Daniel Suárez’s No. 96 Today. Tomorrow. Toyota Camry for Gaunt Brothers Racing (GBR) gets a “Red, White & Blue” facelift as he and his teammates join their fellow NASCAR Cup Series competitors for the series’ annual 600 Miles of Remembrance during Sunday night’s 61st renewal of the iconic Coca-Cola 600.
And the 28-year-old from Monterrey, Mexico, and his GBR brethren are proud to be honoring the memory of U.S. Army SPC Ronald David Rennison of Dubuque, Iowa, who was killed in action Feb. 25, 1991 along with 27 other individuals by a Scud missile strike in Dhahran in the Eastern Province of Saudi Arabia. Rennison’s name will appear on the windshield of Suarez’s No. 96 Today. Tomorrow. Toyota Camry (Red, White & Blue Edition) at Charlotte (N.C.) Motor Speedway as part of NASCAR’s remembrance of the men and women who gave their lives in active duty service defending our country. Fallen service members will be honored by featuring their names on the windshield of each NASCAR Cup Series car at Charlotte.
There is a personal connection between SPC Rennison, who was 22 at the time of his death, and the GBR Toyota team. His younger brother Randy was a high school friend of GBR road crew mechanic Barry Boeckenstedt. Randy Rennison served in the U.S. Army and U.S. Marine Corps and was stationed in Korea at the time of his brother’s death. The Rennisons are part of a long line of family members who have served or are currently active military. Randy Rennison retired in 2015 and now serves as executive director of the Dubuque County Veterans Affairs office.
It was a short time after SPC Rennison was called to active duty a second time – following the Iraqi invasion of Kuwait – that he was killed in action. He and his 475th Quartermaster Unit had just arrived in Saudi Arabia the day before the missile attack.

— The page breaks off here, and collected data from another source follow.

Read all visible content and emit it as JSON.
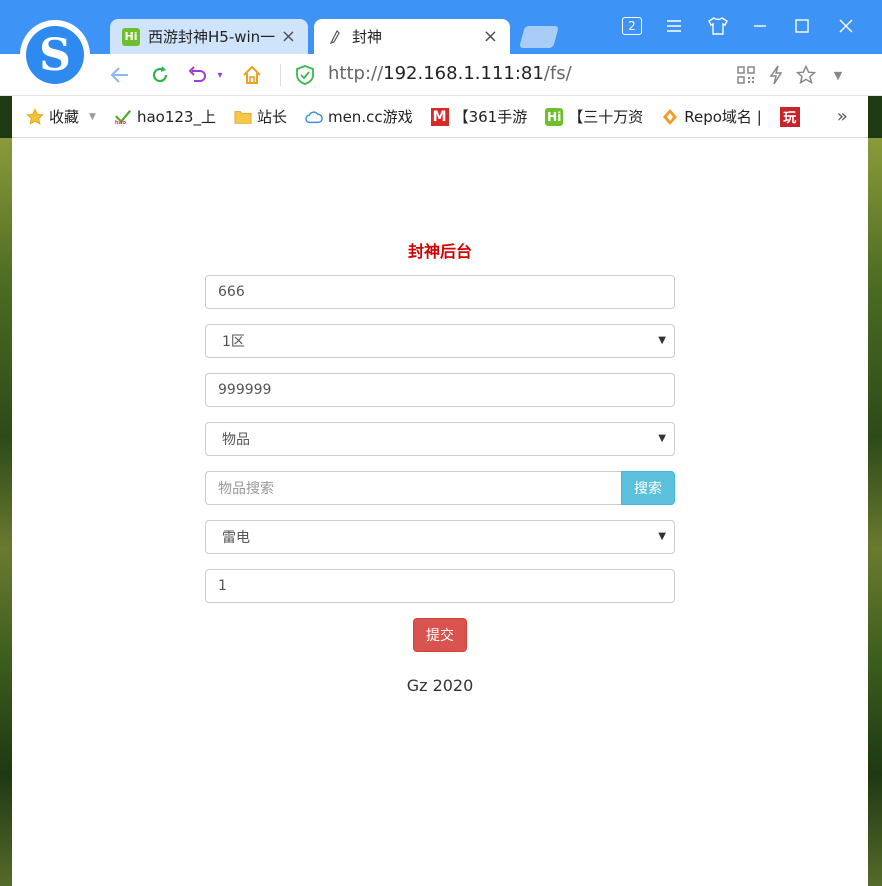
{
  "browser": {
    "tabs": [
      {
        "label": "西游封神H5-win一",
        "icon": "hi-icon"
      },
      {
        "label": "封神",
        "icon": "feather-icon"
      }
    ],
    "tab_count": "2",
    "url": {
      "scheme": "http://",
      "host": "192.168.1.111:81",
      "path": "/fs/"
    }
  },
  "bookmarks": [
    {
      "label": "收藏",
      "icon": "star-icon"
    },
    {
      "label": "hao123_上",
      "icon": "hao-icon"
    },
    {
      "label": "站长",
      "icon": "folder-icon"
    },
    {
      "label": "men.cc游戏",
      "icon": "cloud-icon"
    },
    {
      "label": "【361手游",
      "icon": "m-icon"
    },
    {
      "label": "【三十万资",
      "icon": "hi-icon"
    },
    {
      "label": "Repo域名 |",
      "icon": "repo-icon"
    },
    {
      "label": "玩",
      "icon": "wan-icon"
    }
  ],
  "form": {
    "title": "封神后台",
    "account_value": "666",
    "server_selected": "1区",
    "amount_value": "999999",
    "type_selected": "物品",
    "search_placeholder": "物品搜索",
    "search_label": "搜索",
    "item_selected": "雷电",
    "quantity_value": "1",
    "submit_label": "提交"
  },
  "footer": {
    "text": "Gz 2020"
  },
  "colors": {
    "title": "#d20000",
    "search_btn": "#5bc0de",
    "submit_btn": "#d9534f",
    "chrome": "#3d94f6"
  }
}
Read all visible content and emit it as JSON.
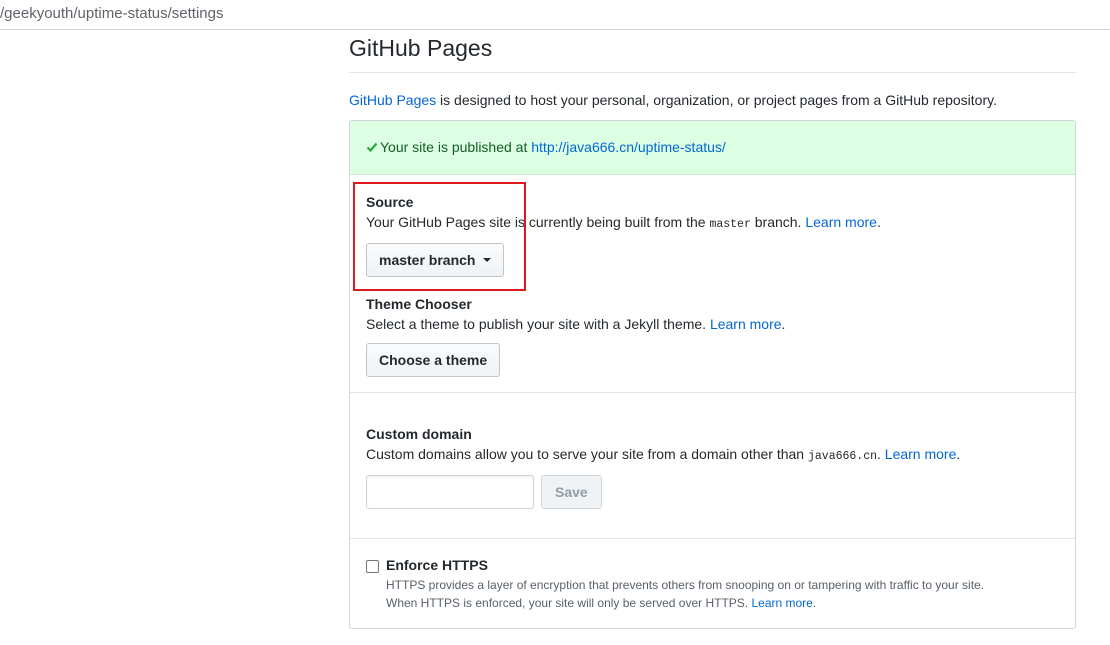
{
  "browser": {
    "url": "/geekyouth/uptime-status/settings"
  },
  "page": {
    "title": "GitHub Pages",
    "intro_link": "GitHub Pages",
    "intro_text": " is designed to host your personal, organization, or project pages from a GitHub repository."
  },
  "flash": {
    "text": "Your site is published at ",
    "url": "http://java666.cn/uptime-status/"
  },
  "source": {
    "heading": "Source",
    "desc_before": "Your GitHub Pages site is currently being built from the ",
    "desc_code": "master",
    "desc_after": " branch. ",
    "learn_more": "Learn more",
    "period": ".",
    "button_label": "master branch"
  },
  "theme": {
    "heading": "Theme Chooser",
    "desc": "Select a theme to publish your site with a Jekyll theme. ",
    "learn_more": "Learn more",
    "period": ".",
    "button_label": "Choose a theme"
  },
  "custom_domain": {
    "heading": "Custom domain",
    "desc_before": "Custom domains allow you to serve your site from a domain other than ",
    "desc_code": "java666.cn",
    "desc_after": ". ",
    "learn_more": "Learn more",
    "period": ".",
    "input_value": "",
    "input_placeholder": "",
    "save_label": "Save"
  },
  "https": {
    "label": "Enforce HTTPS",
    "checked": false,
    "line1": "HTTPS provides a layer of encryption that prevents others from snooping on or tampering with traffic to your site.",
    "line2": "When HTTPS is enforced, your site will only be served over HTTPS. ",
    "learn_more": "Learn more",
    "period": "."
  },
  "colors": {
    "link": "#0366d6",
    "flash_bg": "#dcffe4",
    "highlight": "#e0191e"
  }
}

Suárez hopes to post his and GBR’s best finish to date in this, the team’s first full-time Cup Series season since it joined the NASCAR ranks a decade ago, while honoring the memory of SPC Rennison. In the series’ first racing events after the season was suspended for 10 weeks due to the COVID-19 pandemic, Suárez and the No. 96 Today. Tomorrow. Toyota Camry posted finishes of 25th Sunday and 27th Wednesday night at Darlington (S.C.) Raceway. Those events introduced NASCAR’s new comprehensive health and safety plan that permits no fans, limited crew, strict social distancing, and mandated personal protective equipment and health screenings for all. The races also were run without prior practice or qualifying. Sunday night’s 600-miler at Charlotte will be the first and only event in the first batch of races since the hiatus that will be preceded by a qualifying session in the afternoon.
Taking another step forward in the evolution of his one-car team with ultimately high expectations is the goal for Suárez as he prepares to tackle one of the most grueling races on the NASCAR calendar, all while showing his deepest respect for the men and women who have paid the ultimate price for freedom.